I know what you're talking about. I like to err on the side of slim/slight/caution.
I showed one of my crew how to use the lighting software and the idiot went right to the strobes and kept strobes going damn near the whole time. I was yelling at him "KNOCK OFF THE STROBES" but he wouldn't listen. If I didn't have to ride the faders like a maniac at the sound console, I'd have yanked the DMX cable out and just let the room run dark and let the guy in the projection booth just use the spot.
Sound should be used to bring out and enhance the performance. Likewise, lighting SHOULD be complimentary and augment the performance, not DISTRACT from it. Yes, lighting can be easier to cause distractions with, and sometimes lighting can be a distraction. However, if the distraction is done for artistic purposes, then it's fine.

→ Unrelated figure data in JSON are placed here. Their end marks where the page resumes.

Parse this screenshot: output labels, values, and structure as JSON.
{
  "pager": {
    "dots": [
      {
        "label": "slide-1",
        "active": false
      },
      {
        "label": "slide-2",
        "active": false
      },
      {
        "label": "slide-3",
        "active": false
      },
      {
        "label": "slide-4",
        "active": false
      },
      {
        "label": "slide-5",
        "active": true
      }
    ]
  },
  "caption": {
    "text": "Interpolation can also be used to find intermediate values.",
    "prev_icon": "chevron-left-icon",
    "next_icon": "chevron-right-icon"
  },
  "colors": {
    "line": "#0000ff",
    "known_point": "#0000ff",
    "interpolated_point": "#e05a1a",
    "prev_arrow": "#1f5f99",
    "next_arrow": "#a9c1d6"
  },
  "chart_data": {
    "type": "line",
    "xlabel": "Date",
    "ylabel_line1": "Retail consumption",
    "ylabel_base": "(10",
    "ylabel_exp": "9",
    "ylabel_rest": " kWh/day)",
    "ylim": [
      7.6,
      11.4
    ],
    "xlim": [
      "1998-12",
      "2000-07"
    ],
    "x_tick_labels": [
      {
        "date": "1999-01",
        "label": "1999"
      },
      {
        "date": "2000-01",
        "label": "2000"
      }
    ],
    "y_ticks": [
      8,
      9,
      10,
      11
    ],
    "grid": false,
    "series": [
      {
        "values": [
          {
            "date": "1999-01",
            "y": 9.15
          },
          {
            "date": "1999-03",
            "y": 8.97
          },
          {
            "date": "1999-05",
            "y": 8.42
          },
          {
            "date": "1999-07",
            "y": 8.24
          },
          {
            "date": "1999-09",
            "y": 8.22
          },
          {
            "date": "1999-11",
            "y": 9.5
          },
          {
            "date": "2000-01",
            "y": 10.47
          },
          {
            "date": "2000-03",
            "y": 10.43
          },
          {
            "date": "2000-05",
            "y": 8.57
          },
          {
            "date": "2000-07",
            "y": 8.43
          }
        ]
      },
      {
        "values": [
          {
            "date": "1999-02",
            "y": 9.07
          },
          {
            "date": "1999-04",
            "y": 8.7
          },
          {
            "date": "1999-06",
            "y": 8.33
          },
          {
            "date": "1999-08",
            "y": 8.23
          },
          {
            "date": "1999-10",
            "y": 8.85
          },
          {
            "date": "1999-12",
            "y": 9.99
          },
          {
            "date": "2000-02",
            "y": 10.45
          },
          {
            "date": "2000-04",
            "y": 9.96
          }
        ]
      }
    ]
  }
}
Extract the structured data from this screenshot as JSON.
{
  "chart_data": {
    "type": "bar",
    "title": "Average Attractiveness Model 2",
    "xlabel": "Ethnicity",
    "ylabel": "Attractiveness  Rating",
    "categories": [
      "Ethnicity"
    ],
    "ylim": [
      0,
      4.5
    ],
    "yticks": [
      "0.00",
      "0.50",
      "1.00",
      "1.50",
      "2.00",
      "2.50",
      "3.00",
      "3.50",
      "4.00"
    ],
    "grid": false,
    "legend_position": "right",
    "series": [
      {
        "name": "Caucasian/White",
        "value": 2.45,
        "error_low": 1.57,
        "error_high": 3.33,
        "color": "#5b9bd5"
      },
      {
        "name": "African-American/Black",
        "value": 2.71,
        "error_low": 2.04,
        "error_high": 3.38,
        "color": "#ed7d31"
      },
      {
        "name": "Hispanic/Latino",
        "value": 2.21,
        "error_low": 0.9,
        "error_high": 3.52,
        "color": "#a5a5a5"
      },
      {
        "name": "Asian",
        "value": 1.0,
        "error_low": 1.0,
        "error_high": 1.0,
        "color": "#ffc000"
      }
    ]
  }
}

OK, let's pull this back on topic. How to trigger a strobe within a scene? Well, there are a few ways of doing it. Neither are all that great and some will work better than others.
1: Are you using a dedicated strobe fixture? It really makes a difference. Use the channels assigned to it and drag them up/down as necessary.
2: use a MIDI controller and bring channels up and down. It may be easier for you to do it this way. It is for me.
3: Another option works good with wash scenes. You can make a second scene. For example, make a blue wash scene. Then copy this and add the strobe to it. My suggestion is to have the strobe run for a certain amount of time and intensity and then have it exit back to the simple blue wash scene when done. This option aso works good with fixtures that wash and strobe. This is how I do it.
Other than that, I see you needing to make lots of scenes. Organize and label properly.
Remember, MyDMX is more designed to be a beginner package. it packs a lot, but it can't do it all.